Greffier lors des débats: Cécile KNOCKAERT
ARRÊT :
— contradictoire,
— prononcé publiquement par mise à disposition de l’arrêt au greffe de la Cour, les parties en ayant été préalablement avisées dans les conditions prévues à l’article 451 du code de procédure civile de la Nouvelle-Calédonie,
— signé par Jean-Michel STOLTZ, président, et par Cécile KNOCKAERT, greffier, auquel la minute de la décision a été transmise par le magistrat signataire.
PROCÉDURE DE PREMIÈRE INSTANCE
' Par acte d’huissier en date du 18 août 2007, Mme H A demandait au tribunal de prononcer l’expulsion des membres du clan Y, occupant sa propriété située entre la tribu de KAORA et celle de NEYA.
Au soutien de sa demande, Mme A exposait qu’elle vivait avec les membres de sa famille sur cette propriété qui leur avait été léguée par leur oncle, M. L D décédé depuis le mois de septembre 2005, et que le clan Y occupait illégalement une partie de cette propriété.

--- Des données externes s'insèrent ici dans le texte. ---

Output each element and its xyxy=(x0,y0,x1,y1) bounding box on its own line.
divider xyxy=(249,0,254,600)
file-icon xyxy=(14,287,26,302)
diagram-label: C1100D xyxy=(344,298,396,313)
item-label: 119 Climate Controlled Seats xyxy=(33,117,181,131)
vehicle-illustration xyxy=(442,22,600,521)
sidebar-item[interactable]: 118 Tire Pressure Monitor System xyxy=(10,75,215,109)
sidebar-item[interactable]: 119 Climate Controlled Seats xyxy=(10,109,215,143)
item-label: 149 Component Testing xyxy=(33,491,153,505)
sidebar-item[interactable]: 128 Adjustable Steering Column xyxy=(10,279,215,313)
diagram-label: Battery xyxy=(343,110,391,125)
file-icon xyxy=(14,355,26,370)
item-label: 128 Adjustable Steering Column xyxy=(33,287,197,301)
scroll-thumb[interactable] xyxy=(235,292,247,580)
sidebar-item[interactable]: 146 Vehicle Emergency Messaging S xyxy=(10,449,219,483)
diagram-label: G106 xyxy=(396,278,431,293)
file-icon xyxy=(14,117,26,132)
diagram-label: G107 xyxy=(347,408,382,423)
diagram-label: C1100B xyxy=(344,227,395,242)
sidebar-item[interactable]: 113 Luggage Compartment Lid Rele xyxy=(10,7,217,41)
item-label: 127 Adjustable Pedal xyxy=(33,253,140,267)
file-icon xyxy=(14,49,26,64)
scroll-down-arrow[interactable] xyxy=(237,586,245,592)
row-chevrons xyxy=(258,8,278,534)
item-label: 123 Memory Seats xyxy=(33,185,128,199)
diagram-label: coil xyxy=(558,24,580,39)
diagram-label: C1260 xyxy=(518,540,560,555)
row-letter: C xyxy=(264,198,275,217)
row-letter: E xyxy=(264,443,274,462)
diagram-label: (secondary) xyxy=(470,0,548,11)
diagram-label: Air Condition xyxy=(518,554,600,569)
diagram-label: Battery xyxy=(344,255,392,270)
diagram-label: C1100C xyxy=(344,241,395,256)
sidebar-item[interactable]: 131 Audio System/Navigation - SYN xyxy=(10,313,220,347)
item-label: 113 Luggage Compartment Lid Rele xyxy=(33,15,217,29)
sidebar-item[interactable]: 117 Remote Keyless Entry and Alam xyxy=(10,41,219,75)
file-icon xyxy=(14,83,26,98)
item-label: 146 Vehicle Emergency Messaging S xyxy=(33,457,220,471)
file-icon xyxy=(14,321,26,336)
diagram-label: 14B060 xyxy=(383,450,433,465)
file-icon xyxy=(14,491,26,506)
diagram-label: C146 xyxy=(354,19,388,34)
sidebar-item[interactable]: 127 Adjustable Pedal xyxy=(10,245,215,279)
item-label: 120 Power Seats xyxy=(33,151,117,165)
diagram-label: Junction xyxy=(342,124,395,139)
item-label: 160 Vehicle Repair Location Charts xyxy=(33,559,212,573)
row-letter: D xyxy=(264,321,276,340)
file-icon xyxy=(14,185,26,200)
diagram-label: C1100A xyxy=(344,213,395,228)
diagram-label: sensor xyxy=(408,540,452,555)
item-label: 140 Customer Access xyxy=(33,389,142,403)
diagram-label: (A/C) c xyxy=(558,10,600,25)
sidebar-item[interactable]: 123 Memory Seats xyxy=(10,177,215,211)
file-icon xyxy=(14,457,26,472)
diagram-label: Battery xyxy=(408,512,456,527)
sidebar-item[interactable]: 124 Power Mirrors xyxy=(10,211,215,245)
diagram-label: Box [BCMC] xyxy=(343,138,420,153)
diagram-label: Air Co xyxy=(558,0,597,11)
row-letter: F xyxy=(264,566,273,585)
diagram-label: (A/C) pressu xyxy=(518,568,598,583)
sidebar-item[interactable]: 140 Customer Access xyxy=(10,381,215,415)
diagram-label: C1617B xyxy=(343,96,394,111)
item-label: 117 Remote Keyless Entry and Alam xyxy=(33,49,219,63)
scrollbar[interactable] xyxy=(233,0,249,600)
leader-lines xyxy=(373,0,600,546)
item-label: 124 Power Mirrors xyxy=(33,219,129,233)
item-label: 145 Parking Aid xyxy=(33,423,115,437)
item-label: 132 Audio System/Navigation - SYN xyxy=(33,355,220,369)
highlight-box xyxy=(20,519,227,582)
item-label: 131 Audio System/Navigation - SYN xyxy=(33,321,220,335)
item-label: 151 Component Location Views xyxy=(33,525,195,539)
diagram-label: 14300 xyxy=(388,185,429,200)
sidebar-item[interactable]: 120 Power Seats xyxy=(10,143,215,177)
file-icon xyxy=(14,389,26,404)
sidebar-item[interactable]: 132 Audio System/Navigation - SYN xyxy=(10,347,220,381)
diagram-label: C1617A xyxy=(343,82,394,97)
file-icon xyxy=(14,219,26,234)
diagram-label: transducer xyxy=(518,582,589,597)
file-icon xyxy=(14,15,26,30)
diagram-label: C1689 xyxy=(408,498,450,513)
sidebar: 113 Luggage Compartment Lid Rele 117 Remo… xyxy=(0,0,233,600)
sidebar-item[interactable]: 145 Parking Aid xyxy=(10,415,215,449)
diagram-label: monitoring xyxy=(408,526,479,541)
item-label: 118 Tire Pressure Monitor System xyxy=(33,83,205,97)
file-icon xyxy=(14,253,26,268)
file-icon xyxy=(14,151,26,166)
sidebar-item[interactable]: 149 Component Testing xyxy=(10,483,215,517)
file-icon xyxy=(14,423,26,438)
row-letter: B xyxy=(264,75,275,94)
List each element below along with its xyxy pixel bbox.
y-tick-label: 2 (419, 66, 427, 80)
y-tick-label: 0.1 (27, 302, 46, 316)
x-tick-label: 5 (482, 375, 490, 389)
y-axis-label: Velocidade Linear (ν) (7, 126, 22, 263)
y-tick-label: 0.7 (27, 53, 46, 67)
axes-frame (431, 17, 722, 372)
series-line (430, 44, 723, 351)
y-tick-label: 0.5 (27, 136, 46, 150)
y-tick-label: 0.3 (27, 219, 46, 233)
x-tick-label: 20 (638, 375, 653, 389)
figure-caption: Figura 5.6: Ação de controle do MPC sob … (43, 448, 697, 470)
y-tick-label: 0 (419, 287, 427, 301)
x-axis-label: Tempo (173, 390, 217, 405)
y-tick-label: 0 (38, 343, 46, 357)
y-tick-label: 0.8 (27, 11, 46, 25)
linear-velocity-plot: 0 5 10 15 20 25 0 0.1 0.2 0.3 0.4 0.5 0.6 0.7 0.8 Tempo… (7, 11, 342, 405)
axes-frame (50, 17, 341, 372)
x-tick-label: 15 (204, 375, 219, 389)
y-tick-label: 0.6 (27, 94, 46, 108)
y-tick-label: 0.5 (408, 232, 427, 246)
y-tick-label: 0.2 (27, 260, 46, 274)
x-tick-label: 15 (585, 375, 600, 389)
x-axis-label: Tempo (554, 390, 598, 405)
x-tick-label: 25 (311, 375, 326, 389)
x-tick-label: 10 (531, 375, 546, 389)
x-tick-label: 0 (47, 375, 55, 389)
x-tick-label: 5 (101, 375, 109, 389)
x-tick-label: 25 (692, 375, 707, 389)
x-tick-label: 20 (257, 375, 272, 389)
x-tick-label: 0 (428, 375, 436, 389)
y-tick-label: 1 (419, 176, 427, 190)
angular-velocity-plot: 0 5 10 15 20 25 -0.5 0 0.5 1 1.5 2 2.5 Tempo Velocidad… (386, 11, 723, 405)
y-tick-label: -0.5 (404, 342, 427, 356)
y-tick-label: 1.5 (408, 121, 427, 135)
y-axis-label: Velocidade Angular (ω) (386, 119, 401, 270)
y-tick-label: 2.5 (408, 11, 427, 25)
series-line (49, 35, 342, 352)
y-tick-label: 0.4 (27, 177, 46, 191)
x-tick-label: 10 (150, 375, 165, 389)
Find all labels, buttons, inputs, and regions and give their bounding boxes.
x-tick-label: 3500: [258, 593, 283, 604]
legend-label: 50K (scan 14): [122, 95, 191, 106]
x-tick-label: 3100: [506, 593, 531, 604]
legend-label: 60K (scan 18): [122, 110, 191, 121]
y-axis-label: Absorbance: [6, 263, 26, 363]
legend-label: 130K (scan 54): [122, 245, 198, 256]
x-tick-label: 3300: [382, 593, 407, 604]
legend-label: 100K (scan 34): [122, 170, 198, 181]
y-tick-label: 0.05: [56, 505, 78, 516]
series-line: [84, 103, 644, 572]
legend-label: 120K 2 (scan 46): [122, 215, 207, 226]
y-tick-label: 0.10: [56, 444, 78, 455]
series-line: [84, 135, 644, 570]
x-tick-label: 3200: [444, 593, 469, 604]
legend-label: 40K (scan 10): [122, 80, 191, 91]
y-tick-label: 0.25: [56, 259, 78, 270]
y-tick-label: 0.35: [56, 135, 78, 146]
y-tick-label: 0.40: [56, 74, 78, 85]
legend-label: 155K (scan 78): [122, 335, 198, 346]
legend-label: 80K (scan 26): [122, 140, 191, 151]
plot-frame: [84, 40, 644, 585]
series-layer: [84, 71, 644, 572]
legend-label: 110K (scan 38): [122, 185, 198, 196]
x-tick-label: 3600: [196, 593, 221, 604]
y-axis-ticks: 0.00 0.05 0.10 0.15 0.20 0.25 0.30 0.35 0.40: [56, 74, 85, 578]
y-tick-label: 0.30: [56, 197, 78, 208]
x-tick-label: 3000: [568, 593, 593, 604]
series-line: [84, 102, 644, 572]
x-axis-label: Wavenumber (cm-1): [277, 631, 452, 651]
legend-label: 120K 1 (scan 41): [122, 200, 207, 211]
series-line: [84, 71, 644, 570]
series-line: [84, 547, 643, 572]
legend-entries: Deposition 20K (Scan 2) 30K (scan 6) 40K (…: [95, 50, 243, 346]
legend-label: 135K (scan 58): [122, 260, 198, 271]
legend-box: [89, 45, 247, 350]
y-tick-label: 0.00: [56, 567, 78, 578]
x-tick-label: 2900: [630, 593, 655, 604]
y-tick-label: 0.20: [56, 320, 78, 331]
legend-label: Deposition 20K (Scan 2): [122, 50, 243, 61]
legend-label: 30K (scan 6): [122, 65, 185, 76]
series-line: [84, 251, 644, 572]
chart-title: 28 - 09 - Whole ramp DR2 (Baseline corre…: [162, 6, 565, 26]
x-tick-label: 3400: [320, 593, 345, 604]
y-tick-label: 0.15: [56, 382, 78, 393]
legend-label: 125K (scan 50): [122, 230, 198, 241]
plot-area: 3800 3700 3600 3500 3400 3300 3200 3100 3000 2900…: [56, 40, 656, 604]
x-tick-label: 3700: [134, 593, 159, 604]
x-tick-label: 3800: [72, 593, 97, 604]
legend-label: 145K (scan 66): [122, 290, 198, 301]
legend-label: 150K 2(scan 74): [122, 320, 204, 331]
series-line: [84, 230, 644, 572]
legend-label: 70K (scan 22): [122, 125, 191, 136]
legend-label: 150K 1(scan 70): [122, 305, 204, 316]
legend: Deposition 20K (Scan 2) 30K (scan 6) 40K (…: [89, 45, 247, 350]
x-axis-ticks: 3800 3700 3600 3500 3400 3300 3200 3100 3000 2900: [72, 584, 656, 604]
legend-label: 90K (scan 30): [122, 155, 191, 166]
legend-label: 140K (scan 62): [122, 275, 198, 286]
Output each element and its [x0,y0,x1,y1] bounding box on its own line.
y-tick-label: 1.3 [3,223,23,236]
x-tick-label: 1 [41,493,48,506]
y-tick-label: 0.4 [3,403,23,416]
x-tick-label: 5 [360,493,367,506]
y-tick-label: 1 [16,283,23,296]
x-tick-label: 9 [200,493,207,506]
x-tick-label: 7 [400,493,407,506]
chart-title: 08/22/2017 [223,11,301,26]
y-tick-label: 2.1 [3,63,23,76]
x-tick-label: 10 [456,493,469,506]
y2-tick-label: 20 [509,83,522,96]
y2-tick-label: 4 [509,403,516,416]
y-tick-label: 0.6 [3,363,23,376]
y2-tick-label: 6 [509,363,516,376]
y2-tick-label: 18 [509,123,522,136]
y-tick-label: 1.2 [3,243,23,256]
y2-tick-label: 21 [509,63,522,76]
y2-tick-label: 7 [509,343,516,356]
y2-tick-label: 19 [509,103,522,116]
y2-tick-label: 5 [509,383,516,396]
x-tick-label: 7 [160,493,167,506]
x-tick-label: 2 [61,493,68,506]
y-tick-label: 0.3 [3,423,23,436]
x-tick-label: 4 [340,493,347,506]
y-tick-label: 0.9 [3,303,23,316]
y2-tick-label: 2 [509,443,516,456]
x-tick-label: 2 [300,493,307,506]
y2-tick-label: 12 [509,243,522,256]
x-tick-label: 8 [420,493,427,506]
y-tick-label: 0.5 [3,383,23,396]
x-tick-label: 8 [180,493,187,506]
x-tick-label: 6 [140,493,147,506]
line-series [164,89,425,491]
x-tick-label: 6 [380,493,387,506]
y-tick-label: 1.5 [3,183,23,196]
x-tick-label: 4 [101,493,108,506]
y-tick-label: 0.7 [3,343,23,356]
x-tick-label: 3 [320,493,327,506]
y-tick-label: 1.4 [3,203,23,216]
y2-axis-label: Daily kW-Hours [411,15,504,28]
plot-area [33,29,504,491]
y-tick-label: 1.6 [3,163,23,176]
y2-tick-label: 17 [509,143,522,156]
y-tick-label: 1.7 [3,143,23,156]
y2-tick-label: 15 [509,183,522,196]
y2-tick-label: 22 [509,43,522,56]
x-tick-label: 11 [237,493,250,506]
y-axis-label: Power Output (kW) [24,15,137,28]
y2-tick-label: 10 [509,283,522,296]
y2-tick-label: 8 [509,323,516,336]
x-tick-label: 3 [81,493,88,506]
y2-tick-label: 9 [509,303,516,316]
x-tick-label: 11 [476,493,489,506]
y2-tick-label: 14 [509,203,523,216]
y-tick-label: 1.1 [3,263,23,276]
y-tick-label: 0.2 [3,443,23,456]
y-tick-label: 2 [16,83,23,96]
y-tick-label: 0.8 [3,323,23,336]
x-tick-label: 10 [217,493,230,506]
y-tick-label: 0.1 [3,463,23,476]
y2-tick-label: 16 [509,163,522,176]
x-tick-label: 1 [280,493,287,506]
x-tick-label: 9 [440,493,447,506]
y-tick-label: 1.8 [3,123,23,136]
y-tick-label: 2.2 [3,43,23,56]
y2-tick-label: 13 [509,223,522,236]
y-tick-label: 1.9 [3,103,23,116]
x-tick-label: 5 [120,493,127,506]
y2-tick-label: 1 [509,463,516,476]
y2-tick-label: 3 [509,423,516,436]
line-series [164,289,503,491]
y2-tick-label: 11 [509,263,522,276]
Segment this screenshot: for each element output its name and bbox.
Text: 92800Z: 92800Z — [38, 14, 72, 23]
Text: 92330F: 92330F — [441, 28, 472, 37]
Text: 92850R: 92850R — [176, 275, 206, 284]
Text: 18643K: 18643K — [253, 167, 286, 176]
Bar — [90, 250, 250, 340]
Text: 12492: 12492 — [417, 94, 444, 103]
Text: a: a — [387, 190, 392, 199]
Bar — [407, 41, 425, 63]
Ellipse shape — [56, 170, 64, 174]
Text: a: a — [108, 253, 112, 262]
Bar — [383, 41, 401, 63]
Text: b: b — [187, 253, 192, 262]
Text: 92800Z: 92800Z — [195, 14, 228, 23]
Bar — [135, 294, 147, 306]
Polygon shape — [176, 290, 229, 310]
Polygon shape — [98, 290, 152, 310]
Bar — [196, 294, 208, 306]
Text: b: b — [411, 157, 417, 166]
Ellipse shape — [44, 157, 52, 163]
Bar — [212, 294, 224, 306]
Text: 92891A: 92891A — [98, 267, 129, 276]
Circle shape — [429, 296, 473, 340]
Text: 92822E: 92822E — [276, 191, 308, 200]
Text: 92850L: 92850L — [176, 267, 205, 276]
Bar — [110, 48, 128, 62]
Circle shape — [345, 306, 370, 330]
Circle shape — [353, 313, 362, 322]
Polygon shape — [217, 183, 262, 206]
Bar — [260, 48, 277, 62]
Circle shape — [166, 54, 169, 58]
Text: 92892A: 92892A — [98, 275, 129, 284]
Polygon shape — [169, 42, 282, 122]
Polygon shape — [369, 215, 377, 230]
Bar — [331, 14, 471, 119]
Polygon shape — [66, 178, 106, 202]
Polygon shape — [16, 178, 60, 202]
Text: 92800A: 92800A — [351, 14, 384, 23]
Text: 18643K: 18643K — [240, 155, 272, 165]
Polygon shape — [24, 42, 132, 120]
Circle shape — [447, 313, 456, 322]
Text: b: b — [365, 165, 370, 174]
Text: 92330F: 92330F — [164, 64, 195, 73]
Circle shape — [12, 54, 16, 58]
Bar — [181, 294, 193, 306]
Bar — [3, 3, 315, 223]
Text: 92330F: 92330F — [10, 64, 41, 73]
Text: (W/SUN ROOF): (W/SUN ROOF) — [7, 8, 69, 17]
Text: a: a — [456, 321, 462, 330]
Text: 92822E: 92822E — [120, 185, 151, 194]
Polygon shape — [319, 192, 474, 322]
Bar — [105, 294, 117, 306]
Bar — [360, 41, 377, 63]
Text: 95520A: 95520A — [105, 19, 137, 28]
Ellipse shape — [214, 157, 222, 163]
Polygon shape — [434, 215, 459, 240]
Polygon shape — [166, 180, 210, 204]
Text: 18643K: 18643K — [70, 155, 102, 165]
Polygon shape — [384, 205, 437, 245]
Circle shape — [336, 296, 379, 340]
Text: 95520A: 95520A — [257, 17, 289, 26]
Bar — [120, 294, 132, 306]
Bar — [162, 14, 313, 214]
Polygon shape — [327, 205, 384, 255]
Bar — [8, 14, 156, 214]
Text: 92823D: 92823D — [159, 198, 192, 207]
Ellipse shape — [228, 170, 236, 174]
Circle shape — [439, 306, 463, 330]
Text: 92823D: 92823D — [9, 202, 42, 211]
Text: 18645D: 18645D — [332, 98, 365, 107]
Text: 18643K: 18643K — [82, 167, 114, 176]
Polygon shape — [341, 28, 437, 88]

L’affaire appelée à l’audience du 17 décembre 2007, permettait à Mme A d’exposer que la propriété appartenait à son grand oncle et qu’elle avait été désignée, en qualité de légataire pour 86 hectares, le clan Y avançant quant à lui que M. D leur avait promis qu’ils seraient les héritiers.
L’examen de l’affaire était renvoyé à l’audience du 17 mars 2008 à NEYA.
Par courrier en date du 23 octobre 2007 transmis au tribunal de première instance le 12 novembre 2007, M. J AF-AN-B, chef de la tribu de NEYA, représentant du conseil des anciens et président du groupement de droit particulier local (GDPL) de NEYA exposait, qu’en 1984, les clans avaient décidé de donner la totalité des terres de L D au clan Y, après le décès de ce dernier et qu’en conséquence il demandait l’expulsion de la famille A.
Lors du transport sur les lieux à NEYA le 17 mars 2008, le tribunal entendait J Y qui exposait, qu’en 1982, le clan avait obtenu la moitié de la propriété de L D, qui leur avait promis de leur donner ses terres après son décès, et qu’il refusait que quelqu’un s’installe sur ces terres.
' A l’audience du 28 juillet 2008, J AW-AN-B (Y) exposait que la donation faite par L D n’était pas légitime, une contestation existant sur ces terres depuis 1993, raison pour laquelle il contestait la validité de cette donation, pour lui ces terres appartenaient au clan Y.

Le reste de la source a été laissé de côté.